Google Health, which was launched last year, provides an interface where
users can type in data. Users can also give Google Health permission to access
data held by various healthcare companies. For example, more than 100 million
people in the U.S. can give Google Health access to electronic copies of their
prescription histories at a pharmacy or pharmacy benefit manager, such as CVS
Caremark, Walgreens, and Medco Health Solutions.
 
Google Health lets people organize all relevant health information in one
safe place, Zieger said.
 
Partnering Up
Google is teaming with other organizations that can use its PHRs to offer
personalized information and services. For example, the American Heart
Association—with your permission—will check your blood tests imported from
another partner, Quest Diagnostics, to find out your cholesterol level, blood
pressure readings, and correlate those with other health data, such as whether
you have diabetes. It then can compile all the information to determine your
ten-year risk for a heart attack, and what you can do to lower the risk.

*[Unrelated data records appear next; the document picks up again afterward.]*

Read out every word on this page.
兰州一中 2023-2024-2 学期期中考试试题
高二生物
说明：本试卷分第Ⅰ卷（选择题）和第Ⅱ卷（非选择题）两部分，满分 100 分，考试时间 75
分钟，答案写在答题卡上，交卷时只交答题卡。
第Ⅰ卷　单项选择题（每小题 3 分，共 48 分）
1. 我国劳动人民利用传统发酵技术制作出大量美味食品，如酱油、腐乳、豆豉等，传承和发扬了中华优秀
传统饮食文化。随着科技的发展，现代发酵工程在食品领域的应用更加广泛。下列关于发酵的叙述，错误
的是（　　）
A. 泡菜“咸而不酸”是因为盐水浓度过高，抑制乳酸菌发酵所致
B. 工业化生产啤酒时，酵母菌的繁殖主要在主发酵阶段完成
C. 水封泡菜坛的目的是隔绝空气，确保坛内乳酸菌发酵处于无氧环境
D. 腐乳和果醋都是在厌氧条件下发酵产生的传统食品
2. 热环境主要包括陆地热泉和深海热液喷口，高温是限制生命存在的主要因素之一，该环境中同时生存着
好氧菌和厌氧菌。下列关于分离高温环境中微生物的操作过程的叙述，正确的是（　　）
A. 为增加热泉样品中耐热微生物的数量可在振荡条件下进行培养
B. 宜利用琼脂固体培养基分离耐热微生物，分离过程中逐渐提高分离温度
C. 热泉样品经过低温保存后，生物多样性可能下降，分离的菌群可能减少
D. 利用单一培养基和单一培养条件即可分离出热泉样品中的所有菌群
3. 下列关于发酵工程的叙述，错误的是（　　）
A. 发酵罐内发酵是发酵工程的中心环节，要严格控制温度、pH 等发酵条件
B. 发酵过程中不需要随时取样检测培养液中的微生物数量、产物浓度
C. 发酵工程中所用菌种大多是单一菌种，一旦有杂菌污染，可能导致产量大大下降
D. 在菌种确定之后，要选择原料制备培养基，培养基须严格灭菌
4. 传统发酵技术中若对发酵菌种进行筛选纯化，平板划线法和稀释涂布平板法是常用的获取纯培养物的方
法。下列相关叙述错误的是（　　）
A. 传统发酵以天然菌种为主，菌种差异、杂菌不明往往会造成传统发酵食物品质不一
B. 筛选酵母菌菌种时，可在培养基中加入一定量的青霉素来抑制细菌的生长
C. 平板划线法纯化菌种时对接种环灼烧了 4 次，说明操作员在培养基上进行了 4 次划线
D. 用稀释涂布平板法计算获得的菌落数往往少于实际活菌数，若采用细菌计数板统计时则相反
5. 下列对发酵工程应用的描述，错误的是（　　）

Another example: Google Health partner MDLiveCare, which offers video
consultations with doctors, let a patient click a button on the MDLiveCare site
to import all of his or her medical history from Google Health. That way the
doctor has some background on the patient's medical condition.
 
Cleveland Clinic, a not-for-profit academic medical center, lets patients
export their records into Google Health. Beth Israel Deaconess Medical Center, a
Harvard Medical School teaching hospital, has linked its PatientSite patient
portal to Google Health. Other partners that are letting Google import medical
and drug prescription information, with a patient's permission, include
Allscripts, and Blue Cross Blue Shield of Massachusetts.
 
Google Health is free to consumers and partner organizations. Google expects
that, as more people use Google Health services, they'll do more searches, which
will increase the company's ad revenue.